The refrain "God is cruel" is repeated throughout the novel. (It is also a motif King used in The Green Mile. Narrator Paul Edgecombe, recalling the random death of his wife in a bus accident, states that when we tell God, "I don't understand", God says, "I don't care.")

While David Carver may be a little self-conscious about praying in front of people, King has no such hang-ups about portraying Carver's beliefs. He presents his religious themes without a shred of irony or condescension. As Kev notes: "The persuasive, straightforward narrative does not equivocate on the subject of religion, much as prior books do not equivocate on the paranormal or supernatural; King simply asserts, and the reader chooses whether to accept."

King also makes scriptural allusions throughout the novel, either to Biblical passages or events. One of the more obvious: David finds a small bag of sardines and crackers while the group is hiding out in the town's abandoned movie theater. The bag gets passed around and there is, like the loaves and the fishes, more than enough food for everyone.

One of the book's main characters is Johnny Marinville, a famous writer and recovering alcoholic.
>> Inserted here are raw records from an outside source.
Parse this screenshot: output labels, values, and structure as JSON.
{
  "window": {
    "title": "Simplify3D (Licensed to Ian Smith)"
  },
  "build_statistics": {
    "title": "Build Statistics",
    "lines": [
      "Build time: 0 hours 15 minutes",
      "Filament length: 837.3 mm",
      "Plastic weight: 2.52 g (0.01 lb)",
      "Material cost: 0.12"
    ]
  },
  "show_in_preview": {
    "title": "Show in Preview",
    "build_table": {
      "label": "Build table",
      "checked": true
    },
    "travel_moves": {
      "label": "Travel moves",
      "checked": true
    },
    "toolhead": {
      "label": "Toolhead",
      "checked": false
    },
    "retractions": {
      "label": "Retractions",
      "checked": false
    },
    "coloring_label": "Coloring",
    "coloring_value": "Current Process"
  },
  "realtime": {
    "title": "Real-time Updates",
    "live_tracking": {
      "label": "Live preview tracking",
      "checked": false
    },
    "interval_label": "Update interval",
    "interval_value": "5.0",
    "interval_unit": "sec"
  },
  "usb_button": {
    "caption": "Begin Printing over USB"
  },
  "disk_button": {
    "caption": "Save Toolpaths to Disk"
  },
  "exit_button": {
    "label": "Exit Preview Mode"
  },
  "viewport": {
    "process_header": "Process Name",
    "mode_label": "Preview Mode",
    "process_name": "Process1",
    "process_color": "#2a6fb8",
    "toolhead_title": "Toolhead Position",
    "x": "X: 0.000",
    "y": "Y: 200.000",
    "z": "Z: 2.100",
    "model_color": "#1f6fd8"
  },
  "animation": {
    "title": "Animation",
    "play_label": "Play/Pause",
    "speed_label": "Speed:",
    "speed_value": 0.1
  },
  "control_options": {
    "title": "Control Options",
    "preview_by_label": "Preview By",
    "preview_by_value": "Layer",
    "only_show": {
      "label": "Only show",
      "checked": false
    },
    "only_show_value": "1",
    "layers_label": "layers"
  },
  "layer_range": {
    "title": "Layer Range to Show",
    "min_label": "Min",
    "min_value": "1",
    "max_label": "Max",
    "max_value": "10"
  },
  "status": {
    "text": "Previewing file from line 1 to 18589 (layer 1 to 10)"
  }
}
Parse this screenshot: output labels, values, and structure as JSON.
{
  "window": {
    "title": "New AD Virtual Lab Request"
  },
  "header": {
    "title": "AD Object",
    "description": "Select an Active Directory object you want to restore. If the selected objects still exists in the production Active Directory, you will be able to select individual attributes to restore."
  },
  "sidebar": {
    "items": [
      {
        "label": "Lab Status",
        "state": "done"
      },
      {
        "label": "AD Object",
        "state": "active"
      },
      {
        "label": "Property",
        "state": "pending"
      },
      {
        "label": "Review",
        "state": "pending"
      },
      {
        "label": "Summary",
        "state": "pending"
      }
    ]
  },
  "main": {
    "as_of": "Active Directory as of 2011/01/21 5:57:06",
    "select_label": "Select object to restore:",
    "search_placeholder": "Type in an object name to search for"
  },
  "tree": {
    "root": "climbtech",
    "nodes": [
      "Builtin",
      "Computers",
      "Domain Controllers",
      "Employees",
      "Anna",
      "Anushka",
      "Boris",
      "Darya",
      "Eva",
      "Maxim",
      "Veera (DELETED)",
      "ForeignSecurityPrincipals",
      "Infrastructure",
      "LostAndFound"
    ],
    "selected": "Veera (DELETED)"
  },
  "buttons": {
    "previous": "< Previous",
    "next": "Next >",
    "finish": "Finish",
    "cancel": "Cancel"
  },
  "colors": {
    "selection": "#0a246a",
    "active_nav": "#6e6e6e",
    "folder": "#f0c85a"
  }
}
He is riding his motorcycle across the country (something King did to promote his novel Insomnia) in the hopes of gaining inspiration for his next book. Marinville's interactions with Tom Billingsley, one of Desperation's town drunks, afford King the opportunity (as he has in many of his novels in the late 80s and 90s) to write a bit about addiction:
Except, in the last five years or so, it had come to seem less and less like a thirst than an itch, as if he had contracted some awful form of poison ivy - a kind that affected one's brain instead of one's skin.
Next: The Regulators (as Richard Bachman).

2 comments:

laura k said...

"King simply asserts"

Bad writing 101.

laura k said...

In case my comment was unclear, I feel Stephen King often gets away with egregiously bad writing.